Five ways a parent can respond to a teenagers mood

  • Keep your expression neutral during a mood swing. As negative expressions from us can trigger mood swings in them.
  • Help foster new talents. This is the time the creative part of a teenager’s brain develops so focusing their interest on new areas may help regulate their moods.
  • React carefully when your child is about to take a risk. Again, at this time their brain makes our teens more open to risk-taking but instead of a negative reaction, explain why this may not be a good idea and suggest alternatives.
  • Be constant. Whether or not they know it, your teenager will appreciate that there is a constant, calm presence in their life. Be consistent with your approach to their moods.
  • Introduce new boundaries that teach them the limits of acceptable behaviour. They need to be able to express how they feel but your teen also needs to learn when to stop and regulate their behaviour.

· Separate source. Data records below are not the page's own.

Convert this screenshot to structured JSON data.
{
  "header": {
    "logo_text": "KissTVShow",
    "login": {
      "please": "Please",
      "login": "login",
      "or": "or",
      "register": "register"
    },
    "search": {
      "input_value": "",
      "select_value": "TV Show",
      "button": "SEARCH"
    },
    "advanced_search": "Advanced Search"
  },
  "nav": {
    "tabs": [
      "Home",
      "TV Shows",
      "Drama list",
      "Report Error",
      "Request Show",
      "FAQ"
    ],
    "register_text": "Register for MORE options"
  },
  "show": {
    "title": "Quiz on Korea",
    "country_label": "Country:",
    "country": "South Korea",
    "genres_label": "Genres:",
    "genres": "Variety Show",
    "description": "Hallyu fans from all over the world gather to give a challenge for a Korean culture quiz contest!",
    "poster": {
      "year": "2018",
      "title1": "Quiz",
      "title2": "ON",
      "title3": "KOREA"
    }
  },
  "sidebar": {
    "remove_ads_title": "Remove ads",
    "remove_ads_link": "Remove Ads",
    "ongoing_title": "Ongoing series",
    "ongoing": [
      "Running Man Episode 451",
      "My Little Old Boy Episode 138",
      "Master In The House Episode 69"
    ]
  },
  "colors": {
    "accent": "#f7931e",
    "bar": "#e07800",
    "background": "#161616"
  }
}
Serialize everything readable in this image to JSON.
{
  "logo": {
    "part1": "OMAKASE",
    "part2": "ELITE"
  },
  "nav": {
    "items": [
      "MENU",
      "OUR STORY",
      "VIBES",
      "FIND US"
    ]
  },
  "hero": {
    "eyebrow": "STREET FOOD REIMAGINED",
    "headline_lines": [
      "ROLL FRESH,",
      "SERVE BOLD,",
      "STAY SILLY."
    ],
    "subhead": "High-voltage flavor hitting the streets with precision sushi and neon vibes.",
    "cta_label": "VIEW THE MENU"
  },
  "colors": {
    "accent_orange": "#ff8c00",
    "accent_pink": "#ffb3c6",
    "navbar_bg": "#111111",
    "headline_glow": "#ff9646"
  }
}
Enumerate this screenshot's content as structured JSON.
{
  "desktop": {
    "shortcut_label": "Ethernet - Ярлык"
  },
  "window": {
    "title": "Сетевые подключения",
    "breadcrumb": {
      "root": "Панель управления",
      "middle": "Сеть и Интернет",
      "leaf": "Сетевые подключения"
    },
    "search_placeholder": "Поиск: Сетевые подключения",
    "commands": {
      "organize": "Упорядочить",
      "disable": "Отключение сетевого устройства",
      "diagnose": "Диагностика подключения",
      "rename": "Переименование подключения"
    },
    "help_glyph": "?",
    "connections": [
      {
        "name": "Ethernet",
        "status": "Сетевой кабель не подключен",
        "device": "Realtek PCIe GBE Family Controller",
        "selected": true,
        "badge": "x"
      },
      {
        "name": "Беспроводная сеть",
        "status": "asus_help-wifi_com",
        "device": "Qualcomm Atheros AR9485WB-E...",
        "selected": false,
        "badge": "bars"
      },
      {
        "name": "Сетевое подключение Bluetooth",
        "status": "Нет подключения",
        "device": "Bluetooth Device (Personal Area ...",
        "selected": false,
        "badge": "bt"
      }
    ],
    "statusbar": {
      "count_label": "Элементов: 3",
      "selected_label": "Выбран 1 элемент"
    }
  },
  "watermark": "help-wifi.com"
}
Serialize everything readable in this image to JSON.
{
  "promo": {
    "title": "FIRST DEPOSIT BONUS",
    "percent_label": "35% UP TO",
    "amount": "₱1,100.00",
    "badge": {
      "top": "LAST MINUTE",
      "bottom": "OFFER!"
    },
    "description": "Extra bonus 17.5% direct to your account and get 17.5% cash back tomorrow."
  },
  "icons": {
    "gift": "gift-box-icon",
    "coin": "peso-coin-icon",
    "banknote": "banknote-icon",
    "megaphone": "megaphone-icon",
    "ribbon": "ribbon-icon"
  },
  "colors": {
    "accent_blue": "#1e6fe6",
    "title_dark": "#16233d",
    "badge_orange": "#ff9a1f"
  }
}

How to raise a successful teenager

As we give and our teenagers take more freedom, this can be a worrying time for parents. We are not used to our children going out on their own or with friends. It’s a big, bad world out there and we worry. This is where you can rely on the positive parenting strategies for the teenage years.

Your teenager is just beginning to learn who they are away from the home. Social interaction, having to look after themselves, and maybe seeing a boyfriend or girlfriend can all help them learn and grow. Although their sense of risk increases, by having more freedom their maturity and experience will also develop.

By using the positive parenting strategies for the teenage years, your teenager will become secure and confident. Their new role in the home will become established. They will confidently be able to make their way in the outside world knowing they have the guidance they need from their parents.  The reward for you, as a parent is to watch your child develop into an amazing young adult.